Veut-il peser sur la scène politique?

Il pèse de facto. On contribue à lui faire jouer un rôle. Quand la ministre déléguée chargée de la Citoyenneté, Marlène Schiappa, participe à ses émissions ou déclare qu’il serait tout à fait légitime pour animer le débat de l’entre-deux- tours de la présidentielle, lorsqu’un certain nombre de représentants politiques affirment qu’il participe à la vie démocratique, dès lors qu’il est reçu sur tous les plateaux parce que Christophe Barbier, journaliste politique qui a ses entrées partout, fait un livre avec lui – Ce que m’ont dit les Français (Fayard, 2021, 306 p.) -, c’est une consécration pour Cyril Hanouna. Il joue un rôle de contre-pouvoir assumé.

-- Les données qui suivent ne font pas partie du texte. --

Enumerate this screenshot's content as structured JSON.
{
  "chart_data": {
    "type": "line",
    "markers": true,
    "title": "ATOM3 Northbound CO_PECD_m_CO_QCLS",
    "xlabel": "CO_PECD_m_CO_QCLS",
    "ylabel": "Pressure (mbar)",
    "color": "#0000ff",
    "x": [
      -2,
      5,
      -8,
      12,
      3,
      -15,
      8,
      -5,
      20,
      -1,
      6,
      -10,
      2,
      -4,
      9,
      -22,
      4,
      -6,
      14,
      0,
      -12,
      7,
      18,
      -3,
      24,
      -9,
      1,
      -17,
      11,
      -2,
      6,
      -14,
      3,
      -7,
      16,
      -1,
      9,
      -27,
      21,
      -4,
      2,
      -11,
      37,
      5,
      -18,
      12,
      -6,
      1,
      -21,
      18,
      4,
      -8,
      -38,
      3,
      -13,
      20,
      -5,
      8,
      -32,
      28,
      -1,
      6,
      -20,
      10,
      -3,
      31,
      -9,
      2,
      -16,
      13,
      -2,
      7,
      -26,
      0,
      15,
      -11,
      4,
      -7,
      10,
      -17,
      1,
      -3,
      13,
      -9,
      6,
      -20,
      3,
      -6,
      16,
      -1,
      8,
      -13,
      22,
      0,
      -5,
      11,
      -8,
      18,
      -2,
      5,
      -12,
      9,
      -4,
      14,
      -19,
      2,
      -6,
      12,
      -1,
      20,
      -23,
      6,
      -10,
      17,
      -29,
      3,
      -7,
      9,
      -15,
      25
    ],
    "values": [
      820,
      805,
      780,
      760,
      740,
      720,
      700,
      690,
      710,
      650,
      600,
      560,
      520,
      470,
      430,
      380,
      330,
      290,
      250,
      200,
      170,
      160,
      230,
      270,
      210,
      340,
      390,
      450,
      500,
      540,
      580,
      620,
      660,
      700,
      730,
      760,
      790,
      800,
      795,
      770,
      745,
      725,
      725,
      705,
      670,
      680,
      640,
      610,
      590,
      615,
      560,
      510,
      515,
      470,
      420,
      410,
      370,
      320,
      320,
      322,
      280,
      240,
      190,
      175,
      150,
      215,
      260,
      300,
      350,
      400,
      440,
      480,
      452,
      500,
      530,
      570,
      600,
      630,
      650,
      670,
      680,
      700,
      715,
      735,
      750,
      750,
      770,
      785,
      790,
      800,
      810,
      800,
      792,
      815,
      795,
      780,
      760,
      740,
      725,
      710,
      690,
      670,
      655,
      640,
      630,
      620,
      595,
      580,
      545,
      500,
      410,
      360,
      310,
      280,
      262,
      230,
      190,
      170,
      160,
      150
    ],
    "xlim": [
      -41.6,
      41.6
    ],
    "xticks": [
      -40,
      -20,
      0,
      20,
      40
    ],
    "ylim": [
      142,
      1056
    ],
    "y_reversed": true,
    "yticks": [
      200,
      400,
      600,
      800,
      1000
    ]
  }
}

L’antiélitisme véhiculé par Touche pas à mon poste! est-il dangereux?

Il faut être honnête en reconnaissant que Cyril Hanouna est la quintessence de cette tendance mais que celle-ci est très répandue. Nos sociétés se sont « horizontalisées ». Elles rejettent tout discours vertical, qu’il émane des professeurs, des politiques, des scientifiques… Hanouna tire sa légitimité de ses chroniqueurs installés depuis des années et des réseaux sociaux. On peut d’ailleurs leur faire dire à peu près ce que l’on veut. Hanouna promeut cette forme d’anti-intellectualisme qui l’arrange bien parce qu’au contraire des Ardisson, Ruquier et Fogiel, il a plutôt une faible culture, ce qu’il a toujours assumé. Cela devient cependant problématique quand vous commencez à recevoir des hommes politiques et à parler de sujets complexes. Dans ce genre de situation, comment pouvez-vous encore revendiquer une non-culture et un anti-intellectualisme?

(1) Ce n'est pas que d'la télé! Ce que le système Hanouna dit de la France, par Stéphane Encel, éd. David Reinharc, 136 p.
(1) Ce n’est pas que d’la télé! Ce que le système Hanouna dit de la France, par Stéphane Encel, éd. David Reinharc, 136 p.